Using MPR, it has been possible to estimate global parameters simultaneously in ten randomly selected river basins that are able to reproduce streamflow in over 319 Pan-European without recalibration at a spatial resolution of 0.25◦ × 0.25◦ (see pink line in Figure 2). The basins’ area vary from 100 km2 to 50 000 km2. As a reference, the blue line indicates the CDF of the NSE obtained after calibration at every basin separately. The performance in a given location is better than the compromise solution (shown in pink), but the later, in turn, is by far a better estimate than those obtained at a single location that is transferred everywhere else (cross-validation test results shown in grey lines).
This figure also depicts that the performance of mHM in the cross-validation tests indicate that 50% of the basins exhibit a median NSE efficiency greater that 0.5. Low NSE values are related to basins having a very low raingage density and/or having strong anthropogenic influence.
Figure 2: Performance of a compromised solution over 319 Pan-EU basins. CDF depicting performance of the compromised solution (pink), the cross-validated single site performance (grey), and at-site calibration results (blue). Based on Samaniego et al. .
The parameters used for the compromised solution depicted in pink also allows to reproduce the total water storage anomalies observed by GRACE at a spatial resolution of 1◦×1◦ very well. Another advantage of this method is that it allows to make simulations without discontinuities in distributed variables such as soil moisture and actual evapotranspiration. This is a typical problem occurring when a model is calibrated basin-wise. All these improvements in model parameterization will contribute to increase the forecasting skill of the model.
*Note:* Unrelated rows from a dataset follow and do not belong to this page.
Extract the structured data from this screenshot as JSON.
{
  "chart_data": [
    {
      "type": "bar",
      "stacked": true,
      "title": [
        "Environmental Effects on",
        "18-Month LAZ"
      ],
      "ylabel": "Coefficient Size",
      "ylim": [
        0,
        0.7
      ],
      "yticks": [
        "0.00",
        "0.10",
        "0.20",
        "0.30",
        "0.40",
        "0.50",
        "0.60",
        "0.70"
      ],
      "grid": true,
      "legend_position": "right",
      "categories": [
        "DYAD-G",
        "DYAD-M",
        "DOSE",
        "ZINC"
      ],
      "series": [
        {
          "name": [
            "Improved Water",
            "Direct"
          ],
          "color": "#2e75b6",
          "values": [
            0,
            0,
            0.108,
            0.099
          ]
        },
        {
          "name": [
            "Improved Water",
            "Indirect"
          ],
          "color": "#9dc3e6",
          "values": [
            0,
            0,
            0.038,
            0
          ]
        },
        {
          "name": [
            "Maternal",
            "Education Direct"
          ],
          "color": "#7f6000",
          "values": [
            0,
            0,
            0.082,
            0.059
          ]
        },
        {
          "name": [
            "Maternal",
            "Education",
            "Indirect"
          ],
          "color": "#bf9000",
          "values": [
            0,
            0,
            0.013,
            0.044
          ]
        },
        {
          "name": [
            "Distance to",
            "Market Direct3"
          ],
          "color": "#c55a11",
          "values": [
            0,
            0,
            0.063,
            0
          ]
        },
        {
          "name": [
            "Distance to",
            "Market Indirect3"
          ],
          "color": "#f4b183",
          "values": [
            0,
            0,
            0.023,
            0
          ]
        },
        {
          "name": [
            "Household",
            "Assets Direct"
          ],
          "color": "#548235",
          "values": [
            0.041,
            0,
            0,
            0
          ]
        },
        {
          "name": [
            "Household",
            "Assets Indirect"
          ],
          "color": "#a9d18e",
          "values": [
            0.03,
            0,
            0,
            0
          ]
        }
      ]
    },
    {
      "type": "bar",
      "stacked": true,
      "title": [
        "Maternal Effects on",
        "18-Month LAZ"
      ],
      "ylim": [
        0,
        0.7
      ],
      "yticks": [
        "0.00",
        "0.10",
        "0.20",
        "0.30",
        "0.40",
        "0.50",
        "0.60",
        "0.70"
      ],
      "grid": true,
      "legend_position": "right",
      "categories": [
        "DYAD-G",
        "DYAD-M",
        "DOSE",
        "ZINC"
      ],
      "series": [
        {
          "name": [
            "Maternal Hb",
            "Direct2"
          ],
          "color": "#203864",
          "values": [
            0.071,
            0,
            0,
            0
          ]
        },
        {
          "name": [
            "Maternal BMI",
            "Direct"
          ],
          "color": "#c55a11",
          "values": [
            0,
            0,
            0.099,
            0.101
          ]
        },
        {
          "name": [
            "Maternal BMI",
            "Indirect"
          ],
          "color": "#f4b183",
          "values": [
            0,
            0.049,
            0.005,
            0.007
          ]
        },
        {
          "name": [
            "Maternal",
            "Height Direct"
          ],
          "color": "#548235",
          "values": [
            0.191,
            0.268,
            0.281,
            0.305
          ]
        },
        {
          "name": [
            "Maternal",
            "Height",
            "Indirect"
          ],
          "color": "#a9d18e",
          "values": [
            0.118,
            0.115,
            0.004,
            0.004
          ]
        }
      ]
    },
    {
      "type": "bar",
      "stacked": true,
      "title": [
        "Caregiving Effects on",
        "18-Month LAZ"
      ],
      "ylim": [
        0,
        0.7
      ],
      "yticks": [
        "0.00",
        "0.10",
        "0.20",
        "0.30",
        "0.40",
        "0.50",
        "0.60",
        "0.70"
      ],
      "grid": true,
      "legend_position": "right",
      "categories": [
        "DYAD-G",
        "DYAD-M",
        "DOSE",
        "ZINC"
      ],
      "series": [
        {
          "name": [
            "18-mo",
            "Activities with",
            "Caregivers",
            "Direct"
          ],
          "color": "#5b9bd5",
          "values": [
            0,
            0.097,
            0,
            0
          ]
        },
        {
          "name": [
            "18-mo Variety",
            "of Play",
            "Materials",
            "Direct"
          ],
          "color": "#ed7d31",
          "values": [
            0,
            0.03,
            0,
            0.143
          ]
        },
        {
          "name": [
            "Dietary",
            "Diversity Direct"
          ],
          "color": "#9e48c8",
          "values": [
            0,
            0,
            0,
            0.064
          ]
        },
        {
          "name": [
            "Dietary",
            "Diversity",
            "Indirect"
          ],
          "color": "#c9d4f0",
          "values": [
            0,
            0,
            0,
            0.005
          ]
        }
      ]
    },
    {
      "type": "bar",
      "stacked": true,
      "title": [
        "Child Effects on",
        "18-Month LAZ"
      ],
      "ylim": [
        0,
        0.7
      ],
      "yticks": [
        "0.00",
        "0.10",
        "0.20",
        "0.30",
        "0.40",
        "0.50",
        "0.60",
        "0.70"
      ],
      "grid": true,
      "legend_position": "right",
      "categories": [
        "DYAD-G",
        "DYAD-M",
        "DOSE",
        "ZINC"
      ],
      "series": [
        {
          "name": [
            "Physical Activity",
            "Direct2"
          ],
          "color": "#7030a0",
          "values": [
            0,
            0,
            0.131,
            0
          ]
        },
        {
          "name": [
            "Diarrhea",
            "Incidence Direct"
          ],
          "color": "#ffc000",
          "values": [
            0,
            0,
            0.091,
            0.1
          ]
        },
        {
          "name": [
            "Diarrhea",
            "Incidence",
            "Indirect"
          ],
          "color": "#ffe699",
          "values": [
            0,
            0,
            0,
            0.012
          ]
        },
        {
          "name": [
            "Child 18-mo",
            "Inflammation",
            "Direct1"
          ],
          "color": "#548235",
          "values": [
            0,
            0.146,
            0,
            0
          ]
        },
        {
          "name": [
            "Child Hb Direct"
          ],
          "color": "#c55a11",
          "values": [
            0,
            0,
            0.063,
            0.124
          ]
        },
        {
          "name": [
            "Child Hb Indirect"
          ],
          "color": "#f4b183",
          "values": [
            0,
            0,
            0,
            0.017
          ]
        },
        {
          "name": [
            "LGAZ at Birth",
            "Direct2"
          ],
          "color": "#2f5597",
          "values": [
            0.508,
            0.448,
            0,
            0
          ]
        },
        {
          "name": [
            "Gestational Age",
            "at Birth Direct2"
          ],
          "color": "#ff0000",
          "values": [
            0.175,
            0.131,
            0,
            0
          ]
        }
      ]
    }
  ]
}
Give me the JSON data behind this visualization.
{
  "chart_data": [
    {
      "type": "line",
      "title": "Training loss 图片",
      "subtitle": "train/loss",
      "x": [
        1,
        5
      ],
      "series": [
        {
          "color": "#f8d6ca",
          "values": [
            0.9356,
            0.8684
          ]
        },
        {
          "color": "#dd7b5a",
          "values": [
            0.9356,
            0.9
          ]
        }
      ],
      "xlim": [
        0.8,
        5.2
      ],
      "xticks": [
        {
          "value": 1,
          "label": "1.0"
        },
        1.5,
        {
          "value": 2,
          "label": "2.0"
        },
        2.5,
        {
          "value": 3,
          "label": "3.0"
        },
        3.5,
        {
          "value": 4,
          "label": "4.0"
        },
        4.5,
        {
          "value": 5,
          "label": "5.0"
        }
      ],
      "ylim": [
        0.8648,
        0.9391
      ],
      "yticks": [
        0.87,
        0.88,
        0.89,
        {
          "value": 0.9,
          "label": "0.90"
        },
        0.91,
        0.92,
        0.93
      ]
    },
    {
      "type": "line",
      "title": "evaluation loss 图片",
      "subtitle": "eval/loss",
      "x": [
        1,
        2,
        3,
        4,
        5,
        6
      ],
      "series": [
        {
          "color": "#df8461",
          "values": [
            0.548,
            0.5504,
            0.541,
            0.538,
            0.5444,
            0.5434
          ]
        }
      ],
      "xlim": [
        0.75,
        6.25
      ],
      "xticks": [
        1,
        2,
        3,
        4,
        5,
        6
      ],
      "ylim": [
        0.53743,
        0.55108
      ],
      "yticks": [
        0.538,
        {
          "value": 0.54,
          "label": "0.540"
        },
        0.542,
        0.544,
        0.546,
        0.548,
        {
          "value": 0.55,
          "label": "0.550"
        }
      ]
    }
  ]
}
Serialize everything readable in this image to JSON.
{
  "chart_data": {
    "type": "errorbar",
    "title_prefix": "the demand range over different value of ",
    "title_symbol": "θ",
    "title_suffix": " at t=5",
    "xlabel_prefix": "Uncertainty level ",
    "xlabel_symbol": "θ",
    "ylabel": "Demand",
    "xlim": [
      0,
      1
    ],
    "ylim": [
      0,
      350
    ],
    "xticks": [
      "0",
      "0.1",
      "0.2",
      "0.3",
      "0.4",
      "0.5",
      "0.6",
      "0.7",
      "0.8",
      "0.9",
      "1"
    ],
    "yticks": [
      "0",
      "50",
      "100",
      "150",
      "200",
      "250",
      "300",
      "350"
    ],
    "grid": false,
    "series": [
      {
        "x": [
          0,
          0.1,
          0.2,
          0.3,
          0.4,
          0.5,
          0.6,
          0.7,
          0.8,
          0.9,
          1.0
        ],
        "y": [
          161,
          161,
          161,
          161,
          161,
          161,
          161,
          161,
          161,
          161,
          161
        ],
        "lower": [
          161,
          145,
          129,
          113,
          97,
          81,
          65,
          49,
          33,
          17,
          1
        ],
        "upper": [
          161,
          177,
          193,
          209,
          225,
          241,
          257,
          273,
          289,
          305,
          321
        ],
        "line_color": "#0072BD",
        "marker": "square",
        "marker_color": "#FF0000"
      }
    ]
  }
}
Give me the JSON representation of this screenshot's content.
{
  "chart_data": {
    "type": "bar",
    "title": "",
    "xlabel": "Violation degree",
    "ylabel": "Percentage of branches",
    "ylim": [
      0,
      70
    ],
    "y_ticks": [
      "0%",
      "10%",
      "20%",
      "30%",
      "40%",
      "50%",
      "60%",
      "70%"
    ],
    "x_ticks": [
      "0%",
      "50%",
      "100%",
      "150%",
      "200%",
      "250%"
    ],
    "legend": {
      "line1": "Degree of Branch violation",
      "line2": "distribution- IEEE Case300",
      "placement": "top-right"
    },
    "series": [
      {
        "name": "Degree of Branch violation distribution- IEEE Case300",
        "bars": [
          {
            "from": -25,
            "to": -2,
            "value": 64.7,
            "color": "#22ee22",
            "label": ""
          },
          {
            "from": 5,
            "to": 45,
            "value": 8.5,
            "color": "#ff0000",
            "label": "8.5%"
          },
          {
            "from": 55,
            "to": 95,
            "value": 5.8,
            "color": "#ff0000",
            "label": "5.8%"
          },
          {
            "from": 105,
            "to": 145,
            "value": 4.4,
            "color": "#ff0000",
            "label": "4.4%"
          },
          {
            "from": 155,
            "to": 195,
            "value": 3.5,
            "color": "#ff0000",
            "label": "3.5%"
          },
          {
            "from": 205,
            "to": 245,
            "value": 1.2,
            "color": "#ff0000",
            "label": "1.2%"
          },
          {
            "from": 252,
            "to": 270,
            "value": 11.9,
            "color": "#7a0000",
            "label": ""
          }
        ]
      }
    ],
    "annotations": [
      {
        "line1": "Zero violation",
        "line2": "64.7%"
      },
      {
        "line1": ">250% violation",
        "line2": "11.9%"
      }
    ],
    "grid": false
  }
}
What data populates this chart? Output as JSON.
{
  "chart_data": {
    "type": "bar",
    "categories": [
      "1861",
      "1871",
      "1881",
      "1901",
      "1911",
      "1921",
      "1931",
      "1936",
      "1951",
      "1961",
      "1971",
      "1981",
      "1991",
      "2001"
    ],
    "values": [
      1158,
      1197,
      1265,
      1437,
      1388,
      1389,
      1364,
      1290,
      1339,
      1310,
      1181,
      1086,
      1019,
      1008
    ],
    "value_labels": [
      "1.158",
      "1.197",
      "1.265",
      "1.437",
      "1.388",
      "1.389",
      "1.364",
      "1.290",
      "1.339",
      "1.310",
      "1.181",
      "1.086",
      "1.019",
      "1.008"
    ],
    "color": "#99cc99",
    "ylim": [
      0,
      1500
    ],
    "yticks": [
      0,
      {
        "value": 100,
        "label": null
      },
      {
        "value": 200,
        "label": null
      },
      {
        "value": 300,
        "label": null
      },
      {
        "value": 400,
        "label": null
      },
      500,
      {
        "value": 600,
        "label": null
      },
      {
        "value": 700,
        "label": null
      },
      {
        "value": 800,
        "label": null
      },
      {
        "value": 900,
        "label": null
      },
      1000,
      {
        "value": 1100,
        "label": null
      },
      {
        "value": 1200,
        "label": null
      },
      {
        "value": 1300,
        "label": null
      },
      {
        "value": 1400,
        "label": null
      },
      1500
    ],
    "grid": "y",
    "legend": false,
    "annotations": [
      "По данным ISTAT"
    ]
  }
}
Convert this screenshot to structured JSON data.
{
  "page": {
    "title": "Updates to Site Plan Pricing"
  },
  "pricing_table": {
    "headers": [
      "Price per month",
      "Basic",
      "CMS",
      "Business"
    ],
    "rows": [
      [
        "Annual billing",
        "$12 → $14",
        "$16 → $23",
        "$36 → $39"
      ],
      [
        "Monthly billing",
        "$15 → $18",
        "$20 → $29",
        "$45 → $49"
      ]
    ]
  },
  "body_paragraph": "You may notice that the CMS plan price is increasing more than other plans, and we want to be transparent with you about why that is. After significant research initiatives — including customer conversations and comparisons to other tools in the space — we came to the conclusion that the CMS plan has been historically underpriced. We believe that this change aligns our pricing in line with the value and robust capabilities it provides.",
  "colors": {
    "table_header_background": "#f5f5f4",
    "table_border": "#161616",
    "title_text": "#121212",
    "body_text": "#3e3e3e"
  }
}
But this is not the end of this story: better parameterizations of a LSM will improve the predictions of the NWP models due to the number of complex non-linear feedback mechanisms.
Currently we are expanding our efforts in implementing the MPR technique into the land-surface model NOAH-MP to demonstrate the applicability of this technique in the context of this LSM [Thober et al., 2014], which is part of the WRF-HYDRO system. Eventually, we expect that parameterizations based on the MPR technique would contribute to reduce the predictive uncertainty of WRF-HYDRO and similar systems.
I thank the constructive comments provided by Rohini Kumar, Stephan Thober, and Olrich Rakovec.